The term “contract” is a legal term that describes how individuals, groups, organizations, companies, or societies agree on different aspects of relationships between each other. In a very simplistic sense, we have to agree on what someone has to give in exchange for getting something in return. For example, when we sign an employment contract, we determine rights and responsibilities between an employer and employee. Contract law is very complex, and in the civil law tradition, contract law is usually a branch of the law of obligations.

So now that we have a basic understanding of a contract, we may explore the topic of smart contracts.

What is a smart contract?

The first thing you need to know about a smart contract is that it exists only electronically or digitally. So a more accurate term would be a digital smart contract. But what makes a contract “smart”?

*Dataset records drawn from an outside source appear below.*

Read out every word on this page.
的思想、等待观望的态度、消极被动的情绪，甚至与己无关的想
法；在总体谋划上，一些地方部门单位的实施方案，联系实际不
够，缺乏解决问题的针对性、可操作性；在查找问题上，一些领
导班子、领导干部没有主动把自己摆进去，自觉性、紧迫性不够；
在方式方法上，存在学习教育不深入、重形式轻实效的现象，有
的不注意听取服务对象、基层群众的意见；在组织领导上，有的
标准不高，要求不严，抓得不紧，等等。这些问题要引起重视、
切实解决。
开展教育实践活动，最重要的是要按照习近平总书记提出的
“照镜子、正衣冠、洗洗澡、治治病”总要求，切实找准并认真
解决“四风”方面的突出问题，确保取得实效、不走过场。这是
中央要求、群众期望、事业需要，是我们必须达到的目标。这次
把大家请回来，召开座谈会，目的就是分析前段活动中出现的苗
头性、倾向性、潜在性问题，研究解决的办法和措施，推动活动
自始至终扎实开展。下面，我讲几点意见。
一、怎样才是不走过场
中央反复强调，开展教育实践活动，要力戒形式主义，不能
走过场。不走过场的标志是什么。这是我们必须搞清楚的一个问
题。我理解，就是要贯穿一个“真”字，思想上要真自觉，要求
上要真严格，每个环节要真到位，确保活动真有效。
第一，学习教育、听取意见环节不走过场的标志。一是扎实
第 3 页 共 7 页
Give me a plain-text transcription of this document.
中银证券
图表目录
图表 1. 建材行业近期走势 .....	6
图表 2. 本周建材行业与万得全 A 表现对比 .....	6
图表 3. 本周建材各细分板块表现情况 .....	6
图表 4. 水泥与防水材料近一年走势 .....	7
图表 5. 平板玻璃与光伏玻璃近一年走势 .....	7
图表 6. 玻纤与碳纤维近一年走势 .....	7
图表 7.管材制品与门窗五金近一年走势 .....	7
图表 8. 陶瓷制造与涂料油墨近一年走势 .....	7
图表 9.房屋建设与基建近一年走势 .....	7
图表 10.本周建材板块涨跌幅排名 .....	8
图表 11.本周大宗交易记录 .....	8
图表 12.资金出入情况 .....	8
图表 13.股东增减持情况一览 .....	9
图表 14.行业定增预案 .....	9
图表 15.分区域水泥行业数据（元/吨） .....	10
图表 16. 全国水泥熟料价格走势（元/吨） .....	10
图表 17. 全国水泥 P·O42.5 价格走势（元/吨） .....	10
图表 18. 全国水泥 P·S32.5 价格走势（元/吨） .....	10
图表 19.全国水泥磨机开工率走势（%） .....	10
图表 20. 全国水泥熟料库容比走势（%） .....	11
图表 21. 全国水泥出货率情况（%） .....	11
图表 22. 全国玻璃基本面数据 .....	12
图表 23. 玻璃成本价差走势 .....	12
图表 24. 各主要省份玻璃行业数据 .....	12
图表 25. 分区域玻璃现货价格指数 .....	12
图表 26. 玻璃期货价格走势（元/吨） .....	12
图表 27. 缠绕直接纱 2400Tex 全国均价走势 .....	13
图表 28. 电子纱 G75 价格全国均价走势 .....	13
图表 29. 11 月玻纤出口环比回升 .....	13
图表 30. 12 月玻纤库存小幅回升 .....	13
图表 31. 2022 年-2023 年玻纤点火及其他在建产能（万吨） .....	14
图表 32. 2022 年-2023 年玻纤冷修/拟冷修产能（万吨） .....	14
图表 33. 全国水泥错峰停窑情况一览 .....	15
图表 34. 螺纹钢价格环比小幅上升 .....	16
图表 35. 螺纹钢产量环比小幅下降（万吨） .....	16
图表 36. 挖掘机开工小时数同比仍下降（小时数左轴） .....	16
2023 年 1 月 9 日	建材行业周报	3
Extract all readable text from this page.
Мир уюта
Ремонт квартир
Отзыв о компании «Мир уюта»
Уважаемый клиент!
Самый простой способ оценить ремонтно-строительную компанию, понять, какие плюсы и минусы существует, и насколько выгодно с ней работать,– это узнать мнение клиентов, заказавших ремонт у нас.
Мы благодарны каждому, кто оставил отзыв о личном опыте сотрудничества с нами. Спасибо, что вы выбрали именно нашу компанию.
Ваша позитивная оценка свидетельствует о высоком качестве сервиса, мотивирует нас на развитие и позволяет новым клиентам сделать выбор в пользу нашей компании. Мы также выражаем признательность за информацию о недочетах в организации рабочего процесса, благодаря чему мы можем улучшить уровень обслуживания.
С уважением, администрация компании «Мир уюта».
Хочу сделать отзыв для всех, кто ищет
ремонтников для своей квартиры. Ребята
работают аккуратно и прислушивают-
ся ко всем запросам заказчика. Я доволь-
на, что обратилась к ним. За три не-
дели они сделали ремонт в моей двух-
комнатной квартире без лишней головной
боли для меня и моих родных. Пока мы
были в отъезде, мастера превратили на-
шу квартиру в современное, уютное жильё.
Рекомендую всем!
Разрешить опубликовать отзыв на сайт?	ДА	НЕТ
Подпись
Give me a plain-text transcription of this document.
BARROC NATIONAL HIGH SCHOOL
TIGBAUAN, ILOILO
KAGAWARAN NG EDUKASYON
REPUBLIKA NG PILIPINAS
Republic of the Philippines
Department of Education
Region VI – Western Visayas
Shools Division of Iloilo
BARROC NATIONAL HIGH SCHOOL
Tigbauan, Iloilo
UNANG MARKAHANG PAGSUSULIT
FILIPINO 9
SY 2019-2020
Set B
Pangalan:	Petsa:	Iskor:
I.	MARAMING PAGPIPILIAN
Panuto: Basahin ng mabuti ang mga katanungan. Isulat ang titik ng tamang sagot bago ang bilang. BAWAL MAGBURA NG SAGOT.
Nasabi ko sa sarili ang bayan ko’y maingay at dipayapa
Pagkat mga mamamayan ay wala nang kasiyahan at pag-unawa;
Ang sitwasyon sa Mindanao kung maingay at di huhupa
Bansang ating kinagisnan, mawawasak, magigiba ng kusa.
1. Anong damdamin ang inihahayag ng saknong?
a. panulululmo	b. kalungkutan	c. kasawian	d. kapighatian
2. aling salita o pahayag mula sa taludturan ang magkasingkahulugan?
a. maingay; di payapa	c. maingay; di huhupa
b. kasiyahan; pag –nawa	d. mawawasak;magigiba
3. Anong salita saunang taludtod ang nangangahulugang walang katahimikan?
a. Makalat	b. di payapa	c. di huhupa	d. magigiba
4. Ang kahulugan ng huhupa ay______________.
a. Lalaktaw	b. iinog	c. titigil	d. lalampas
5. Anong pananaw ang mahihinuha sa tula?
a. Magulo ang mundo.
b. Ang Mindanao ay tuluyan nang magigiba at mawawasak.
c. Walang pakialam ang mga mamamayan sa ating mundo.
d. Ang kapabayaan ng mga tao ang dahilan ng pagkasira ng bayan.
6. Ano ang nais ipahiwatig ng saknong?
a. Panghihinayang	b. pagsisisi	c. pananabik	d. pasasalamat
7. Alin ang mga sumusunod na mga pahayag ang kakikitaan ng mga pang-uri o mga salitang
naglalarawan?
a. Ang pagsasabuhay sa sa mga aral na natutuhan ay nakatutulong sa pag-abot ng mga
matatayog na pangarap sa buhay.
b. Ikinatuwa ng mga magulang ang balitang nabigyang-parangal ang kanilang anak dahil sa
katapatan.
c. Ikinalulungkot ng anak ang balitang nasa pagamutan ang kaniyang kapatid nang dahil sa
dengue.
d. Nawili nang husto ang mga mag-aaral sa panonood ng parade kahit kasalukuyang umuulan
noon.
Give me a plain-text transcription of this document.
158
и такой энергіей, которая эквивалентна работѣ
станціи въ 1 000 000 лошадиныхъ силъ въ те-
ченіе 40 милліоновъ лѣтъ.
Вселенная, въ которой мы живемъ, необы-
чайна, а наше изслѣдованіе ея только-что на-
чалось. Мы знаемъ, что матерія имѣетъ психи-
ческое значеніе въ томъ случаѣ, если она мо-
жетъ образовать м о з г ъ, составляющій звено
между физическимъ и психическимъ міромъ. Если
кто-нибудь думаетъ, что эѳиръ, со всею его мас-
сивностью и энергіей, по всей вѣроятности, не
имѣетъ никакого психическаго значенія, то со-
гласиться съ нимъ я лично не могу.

When people hear about smart contracts for the first time, they think that these are traditional contracts that are somehow stored on a blockchain or the web. But this is not the case.

A smart contract is a piece of code with predefined rules of execution. These rules are constructed in “if-then” semantics. This means that a smart contract gets executed automatically when something happens that corresponds with predefined rules of the contract.

We can use the vending machine as an analogy to a smart contract. For example, a chocolate bar costs $2 and is stored in an A4 position inside a vending machine. We can describe this in “smart-contract” terms:

IF we insert $2 and press A4, THEN the machine releases the chocolate bar to the buyer.”

Every smart contract needs very specific rules so it can deterministically execute those rules.

Where are smart contracts stored?

Smart contracts are stored and executed on the blockchain. Because blockchain can be decentralized and distributed, smart contracts are immutable. Once deployed, smart contracts cannot be modified – transactions are irreversible.

Based on these facts smart contracts permit transactions without any central authority or legal system. Ethereum is an example of a blockchain that supports smart contracts.

On-chain and off-chain data for smart contracts

In order for smart contracts to function they rely on the information on the blockchain or “on-chain” data. But what if a smart contract conditions rely on some data that is not available on the blockchain? This creates an “off-chain” data problem.

For example, we want to create a smart contract for logistics supply chain service. Our goods must be stored in temperature controlled environment where temperature must not exceed 10°C. If the temperature exceeds 10°C the carrier must pay a penalty for every minute when the temperature is higher than specified.

If we want to create an automated penalty system with a smart contract the rule could be as follows (on a high level):

“Check the temperature every minute and IF the temperature exceeds 10°C, THEN send $X from this address to that address.”

But here we face the problem of “off-chain” data. Temperature in this case is an off-chain information, that is not stored on the blockchain. Our smart contract is useless if we can’t acquire data about the temperature in the container.

In our next blog post we will explore how to approach this problem and how Paralink is developing solutions to bridge the gap between on-chain and off-chain data.


Smart contracts are very different from traditional contracts. Although we call them smart, smart contracts are very simple pieces of software where “IF-THEN” logic is applied in a programmable way. Many industries will get transformed with smart contracts as the world is becoming more and more decentralized. Smart contracts are currently deployed mostly in decentralized finance applications but we believe they hold a potential to disrupt how people exchange value in the digital realm.